Book Émissaire dans un live sur le compte d’Augustin Trapenard !

Venez 😉

La Volte

Promenons-nous ensemble dans l’univers vibrant de La Volte, cette maison d’édition indépendante, fondée en 2004, illumine mon ciel littéraire.

Oui, j’aime beaucoup l’esprit et la ligne éditoriale de La Volte ; je m’y retrouve et me sens bien en lisant leurs livres.

L’imaginaire chez eux résonne fortement avec le contemporain.

Dans cette visite chez l’éditeur, vous rencontrerez une première partie de l’équipe, une auteur·ice du catalogue de Lo Volte, un chat trop mignon, une bibliothèque colorée et un livre récemment publié.

Chaque année, La Volte nous propose des récits captivants, où la frontière entre la science-fiction, la fantasy et la prose contemporaine s’efface.

La Volte sait surprendre avec des auteur·ices émergent·e·s qui osent bousculer nos perceptions, apportant des récits si singuliers qu’ils floutent les limites des genres.

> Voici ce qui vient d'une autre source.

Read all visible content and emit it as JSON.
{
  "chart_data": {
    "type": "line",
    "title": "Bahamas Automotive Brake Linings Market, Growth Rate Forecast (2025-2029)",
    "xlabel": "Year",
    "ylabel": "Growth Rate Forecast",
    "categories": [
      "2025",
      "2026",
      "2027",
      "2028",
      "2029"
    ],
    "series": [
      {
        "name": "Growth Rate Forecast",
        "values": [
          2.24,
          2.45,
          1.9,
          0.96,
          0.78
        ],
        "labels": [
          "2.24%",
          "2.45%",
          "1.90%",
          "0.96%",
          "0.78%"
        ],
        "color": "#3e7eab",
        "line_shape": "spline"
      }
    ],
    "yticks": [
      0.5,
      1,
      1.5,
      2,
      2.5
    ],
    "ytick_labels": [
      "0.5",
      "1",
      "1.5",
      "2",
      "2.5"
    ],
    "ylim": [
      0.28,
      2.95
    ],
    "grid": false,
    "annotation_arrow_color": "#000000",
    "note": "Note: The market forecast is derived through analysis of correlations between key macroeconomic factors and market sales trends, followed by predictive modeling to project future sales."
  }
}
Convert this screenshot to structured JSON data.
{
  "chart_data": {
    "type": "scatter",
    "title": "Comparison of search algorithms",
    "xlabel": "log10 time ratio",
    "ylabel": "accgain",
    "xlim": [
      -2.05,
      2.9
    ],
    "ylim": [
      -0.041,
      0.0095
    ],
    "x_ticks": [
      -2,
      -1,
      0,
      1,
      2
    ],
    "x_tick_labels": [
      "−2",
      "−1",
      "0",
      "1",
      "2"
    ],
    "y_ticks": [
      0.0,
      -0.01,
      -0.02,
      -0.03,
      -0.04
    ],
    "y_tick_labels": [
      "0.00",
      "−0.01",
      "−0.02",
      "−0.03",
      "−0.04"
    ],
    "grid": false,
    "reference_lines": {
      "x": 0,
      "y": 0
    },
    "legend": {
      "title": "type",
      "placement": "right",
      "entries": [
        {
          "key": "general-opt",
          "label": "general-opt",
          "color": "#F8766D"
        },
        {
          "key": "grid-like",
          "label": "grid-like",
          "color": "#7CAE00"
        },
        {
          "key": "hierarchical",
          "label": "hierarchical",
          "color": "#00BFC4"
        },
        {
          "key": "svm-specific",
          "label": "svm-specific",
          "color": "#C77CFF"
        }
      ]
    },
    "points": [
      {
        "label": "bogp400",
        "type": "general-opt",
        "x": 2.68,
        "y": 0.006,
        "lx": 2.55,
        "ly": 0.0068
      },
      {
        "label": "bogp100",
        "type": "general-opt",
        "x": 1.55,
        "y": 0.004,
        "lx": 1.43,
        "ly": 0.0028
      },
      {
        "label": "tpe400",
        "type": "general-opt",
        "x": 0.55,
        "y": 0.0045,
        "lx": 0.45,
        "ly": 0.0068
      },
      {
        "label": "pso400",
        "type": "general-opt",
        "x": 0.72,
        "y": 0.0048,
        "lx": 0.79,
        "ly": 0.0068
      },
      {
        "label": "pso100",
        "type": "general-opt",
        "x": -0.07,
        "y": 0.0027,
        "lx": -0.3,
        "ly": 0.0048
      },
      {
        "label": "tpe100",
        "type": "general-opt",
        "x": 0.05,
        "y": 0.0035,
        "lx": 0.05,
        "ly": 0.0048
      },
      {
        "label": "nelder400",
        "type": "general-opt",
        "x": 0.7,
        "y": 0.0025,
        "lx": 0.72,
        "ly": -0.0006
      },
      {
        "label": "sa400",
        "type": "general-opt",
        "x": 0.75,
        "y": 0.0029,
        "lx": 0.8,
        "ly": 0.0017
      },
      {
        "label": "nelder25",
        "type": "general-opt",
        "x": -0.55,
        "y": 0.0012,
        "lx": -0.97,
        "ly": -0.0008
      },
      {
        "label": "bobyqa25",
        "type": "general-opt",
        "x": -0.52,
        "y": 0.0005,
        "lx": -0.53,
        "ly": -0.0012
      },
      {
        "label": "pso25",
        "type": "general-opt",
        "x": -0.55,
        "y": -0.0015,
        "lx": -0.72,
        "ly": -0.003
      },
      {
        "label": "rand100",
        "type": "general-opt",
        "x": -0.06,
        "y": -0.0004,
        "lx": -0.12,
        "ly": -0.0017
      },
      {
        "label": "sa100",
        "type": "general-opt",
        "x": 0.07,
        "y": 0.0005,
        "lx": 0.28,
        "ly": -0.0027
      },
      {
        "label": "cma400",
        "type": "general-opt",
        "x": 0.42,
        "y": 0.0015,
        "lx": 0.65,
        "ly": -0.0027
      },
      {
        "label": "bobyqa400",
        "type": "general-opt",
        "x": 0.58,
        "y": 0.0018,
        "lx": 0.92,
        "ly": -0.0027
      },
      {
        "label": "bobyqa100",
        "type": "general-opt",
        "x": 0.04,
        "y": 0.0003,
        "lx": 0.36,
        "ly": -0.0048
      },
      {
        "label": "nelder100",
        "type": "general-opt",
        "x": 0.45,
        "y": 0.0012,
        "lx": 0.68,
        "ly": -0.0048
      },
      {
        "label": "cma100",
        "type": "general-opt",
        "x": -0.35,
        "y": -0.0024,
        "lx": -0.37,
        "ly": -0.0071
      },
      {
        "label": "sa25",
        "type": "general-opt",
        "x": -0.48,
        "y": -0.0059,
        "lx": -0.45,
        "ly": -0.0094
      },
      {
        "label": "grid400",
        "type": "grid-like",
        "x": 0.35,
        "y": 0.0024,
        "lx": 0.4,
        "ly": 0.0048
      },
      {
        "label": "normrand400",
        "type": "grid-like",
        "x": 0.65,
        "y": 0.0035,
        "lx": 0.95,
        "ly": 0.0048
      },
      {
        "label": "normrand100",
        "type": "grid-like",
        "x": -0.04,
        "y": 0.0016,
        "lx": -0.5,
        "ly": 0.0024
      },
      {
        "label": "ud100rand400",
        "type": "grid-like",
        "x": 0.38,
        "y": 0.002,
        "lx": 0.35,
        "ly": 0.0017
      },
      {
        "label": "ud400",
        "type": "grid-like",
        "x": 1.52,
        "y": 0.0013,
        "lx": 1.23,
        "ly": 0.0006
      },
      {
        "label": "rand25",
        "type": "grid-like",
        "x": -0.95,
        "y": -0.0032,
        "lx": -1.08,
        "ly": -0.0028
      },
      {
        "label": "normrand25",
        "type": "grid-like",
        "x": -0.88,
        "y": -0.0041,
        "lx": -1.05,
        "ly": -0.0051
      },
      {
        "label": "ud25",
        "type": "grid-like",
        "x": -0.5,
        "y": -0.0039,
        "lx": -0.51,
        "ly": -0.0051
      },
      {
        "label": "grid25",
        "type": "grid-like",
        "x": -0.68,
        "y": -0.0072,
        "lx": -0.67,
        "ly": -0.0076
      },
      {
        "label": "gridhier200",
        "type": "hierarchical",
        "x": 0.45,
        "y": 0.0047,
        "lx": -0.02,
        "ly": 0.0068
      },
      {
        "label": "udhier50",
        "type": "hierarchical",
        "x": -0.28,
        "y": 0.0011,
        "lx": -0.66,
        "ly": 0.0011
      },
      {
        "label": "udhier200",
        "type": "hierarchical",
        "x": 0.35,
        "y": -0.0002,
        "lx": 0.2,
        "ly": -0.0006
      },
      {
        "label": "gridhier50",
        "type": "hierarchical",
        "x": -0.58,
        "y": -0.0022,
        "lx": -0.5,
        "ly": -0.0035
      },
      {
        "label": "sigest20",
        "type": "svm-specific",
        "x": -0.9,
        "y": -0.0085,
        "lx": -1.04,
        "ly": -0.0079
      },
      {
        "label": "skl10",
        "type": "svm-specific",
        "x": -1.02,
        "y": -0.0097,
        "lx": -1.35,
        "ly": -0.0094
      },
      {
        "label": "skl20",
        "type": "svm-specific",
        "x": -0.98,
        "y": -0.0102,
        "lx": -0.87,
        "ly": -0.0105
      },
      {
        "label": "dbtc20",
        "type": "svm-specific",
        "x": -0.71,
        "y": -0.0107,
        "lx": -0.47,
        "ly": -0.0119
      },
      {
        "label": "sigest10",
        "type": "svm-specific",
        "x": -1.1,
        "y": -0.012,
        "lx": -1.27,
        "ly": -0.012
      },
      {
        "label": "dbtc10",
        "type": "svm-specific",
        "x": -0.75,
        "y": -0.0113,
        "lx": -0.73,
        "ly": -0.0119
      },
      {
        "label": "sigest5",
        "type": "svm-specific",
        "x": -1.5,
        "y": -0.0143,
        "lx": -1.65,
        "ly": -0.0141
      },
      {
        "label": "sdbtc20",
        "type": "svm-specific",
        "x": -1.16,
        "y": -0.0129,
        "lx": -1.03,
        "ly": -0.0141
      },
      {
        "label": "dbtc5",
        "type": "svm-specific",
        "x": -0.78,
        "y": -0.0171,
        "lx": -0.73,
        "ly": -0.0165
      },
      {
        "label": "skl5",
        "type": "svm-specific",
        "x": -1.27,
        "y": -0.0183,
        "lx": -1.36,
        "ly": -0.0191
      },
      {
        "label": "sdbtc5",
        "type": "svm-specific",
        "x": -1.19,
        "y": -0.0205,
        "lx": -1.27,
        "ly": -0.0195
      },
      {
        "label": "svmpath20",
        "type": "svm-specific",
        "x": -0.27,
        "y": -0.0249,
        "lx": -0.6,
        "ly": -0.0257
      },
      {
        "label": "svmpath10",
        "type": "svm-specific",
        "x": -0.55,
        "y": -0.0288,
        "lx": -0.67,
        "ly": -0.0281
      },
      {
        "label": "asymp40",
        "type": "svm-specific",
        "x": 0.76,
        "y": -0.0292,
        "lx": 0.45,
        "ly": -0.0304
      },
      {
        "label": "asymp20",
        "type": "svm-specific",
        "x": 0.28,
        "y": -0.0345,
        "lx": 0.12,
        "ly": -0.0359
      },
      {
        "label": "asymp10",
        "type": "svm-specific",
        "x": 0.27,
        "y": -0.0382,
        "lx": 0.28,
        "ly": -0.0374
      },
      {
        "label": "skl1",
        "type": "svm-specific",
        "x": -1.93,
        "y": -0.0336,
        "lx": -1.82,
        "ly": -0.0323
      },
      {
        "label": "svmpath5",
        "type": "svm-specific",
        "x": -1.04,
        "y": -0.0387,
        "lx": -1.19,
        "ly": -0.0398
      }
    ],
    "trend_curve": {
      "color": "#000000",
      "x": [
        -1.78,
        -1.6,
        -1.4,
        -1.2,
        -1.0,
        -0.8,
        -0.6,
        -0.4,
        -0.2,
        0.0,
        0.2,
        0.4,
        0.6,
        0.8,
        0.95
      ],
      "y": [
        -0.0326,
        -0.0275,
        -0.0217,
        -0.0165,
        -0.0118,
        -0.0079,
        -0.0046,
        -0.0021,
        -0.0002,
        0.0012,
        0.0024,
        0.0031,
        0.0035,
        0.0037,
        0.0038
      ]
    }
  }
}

Ce qui fait le charme irrésistible de La Volte, c’est surtout son souci du détail, avec des ouvrages magnifiquement conçus, où chaque couverture est une promesse d’évasion. Les thématiques, parfois poignantes, nous interpellent et nous interrogent, transformant chaque lecture en une réflexion sur notre monde.

Cette maison d’édition propose souvent de nouveaux genres que j’aime et qui sont trop mal cotés dans l’hexagone.

N’attendez plus pour découvrir les auteur·ices, un catalogue qui va de Alain Damasio à des plumes moins connues mais tout aussi captivantes.

Cette semaine, chaque jour en story, je vous proposerai de découvrir un livre de La Volte que j’ai aimé.

Premier conseil de lecture : *Les Mains vides*, je l’ai lu et adoré.

Bonne lecture !

La Realidad – Neige Sinno – P.O.L.

L’autrice revient avec un deuxième roman après m’avoir bouleversée avec son premier Triste Tigre.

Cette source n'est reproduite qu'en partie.